News from CRISPR Medicine News

• In a Clinical Trial Update on Tuesday, we reported on new phase 1 data for SNIPR's CRISPR-Cas-armed phage cocktail, SNIPR001. We interviewed Eric van der Helm, VP Business Development at the Copenhagen-based biotech, to learn what the first-in-human means – not only for infection prevention in high-risk cancer patients, but for the broader emergence of precision antibiotics as a platform category. The original phase 1 data were published on the same day in The Lancet Microbe.

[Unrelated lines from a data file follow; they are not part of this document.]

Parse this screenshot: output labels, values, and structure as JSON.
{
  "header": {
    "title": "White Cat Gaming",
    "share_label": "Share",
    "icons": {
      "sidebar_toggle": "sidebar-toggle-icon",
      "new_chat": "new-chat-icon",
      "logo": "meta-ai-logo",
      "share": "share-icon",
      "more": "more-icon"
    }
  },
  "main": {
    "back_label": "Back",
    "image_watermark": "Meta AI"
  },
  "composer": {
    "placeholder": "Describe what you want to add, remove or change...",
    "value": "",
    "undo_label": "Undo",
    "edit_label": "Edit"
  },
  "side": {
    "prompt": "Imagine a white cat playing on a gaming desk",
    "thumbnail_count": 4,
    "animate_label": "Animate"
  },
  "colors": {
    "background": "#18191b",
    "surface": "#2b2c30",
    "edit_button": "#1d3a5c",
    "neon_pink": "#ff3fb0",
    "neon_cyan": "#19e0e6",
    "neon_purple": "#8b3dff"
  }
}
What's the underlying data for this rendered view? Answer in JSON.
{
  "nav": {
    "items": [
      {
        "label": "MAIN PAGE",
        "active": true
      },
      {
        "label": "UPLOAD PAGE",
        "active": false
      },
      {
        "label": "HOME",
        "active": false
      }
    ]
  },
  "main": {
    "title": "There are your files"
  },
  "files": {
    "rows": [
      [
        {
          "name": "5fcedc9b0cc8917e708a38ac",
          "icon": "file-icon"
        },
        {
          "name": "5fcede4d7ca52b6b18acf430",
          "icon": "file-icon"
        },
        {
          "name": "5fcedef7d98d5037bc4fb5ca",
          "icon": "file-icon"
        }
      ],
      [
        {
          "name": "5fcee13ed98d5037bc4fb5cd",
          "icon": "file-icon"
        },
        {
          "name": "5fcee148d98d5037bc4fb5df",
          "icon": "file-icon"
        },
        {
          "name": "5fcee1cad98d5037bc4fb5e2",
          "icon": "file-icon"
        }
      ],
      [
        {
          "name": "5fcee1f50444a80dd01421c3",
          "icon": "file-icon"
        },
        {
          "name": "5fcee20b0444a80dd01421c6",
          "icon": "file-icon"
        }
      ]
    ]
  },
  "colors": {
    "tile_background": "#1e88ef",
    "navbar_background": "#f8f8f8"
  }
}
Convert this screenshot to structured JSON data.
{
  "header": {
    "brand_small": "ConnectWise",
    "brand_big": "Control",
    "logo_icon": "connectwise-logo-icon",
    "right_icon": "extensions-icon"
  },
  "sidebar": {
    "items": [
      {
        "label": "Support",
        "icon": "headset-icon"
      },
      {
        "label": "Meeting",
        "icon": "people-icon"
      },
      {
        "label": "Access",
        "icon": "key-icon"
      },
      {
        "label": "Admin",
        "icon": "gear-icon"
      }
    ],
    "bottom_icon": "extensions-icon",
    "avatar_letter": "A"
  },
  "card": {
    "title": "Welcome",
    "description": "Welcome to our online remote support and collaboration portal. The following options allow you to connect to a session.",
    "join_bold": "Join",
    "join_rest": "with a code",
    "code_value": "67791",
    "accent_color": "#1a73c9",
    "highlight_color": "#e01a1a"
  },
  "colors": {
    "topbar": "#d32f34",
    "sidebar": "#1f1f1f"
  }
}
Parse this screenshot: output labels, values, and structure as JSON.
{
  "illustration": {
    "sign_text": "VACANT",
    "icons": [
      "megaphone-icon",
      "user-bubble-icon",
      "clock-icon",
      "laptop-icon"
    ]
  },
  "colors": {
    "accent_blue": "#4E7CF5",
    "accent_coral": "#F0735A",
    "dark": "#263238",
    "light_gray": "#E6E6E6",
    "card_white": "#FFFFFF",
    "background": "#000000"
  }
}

• On Tuesday, we also published an article by the pan-European, non-profit initiative European Genomic Medicine Consortium (EGMEDC). The article describes the case of a young boy, August, and his parents’ attempts to access experimental genomic medicine for a progressively debilitating condition, which illustrates how fragmented regulation, funding barriers, and slow clinical translation continue to delay care, often with irreversible consequences.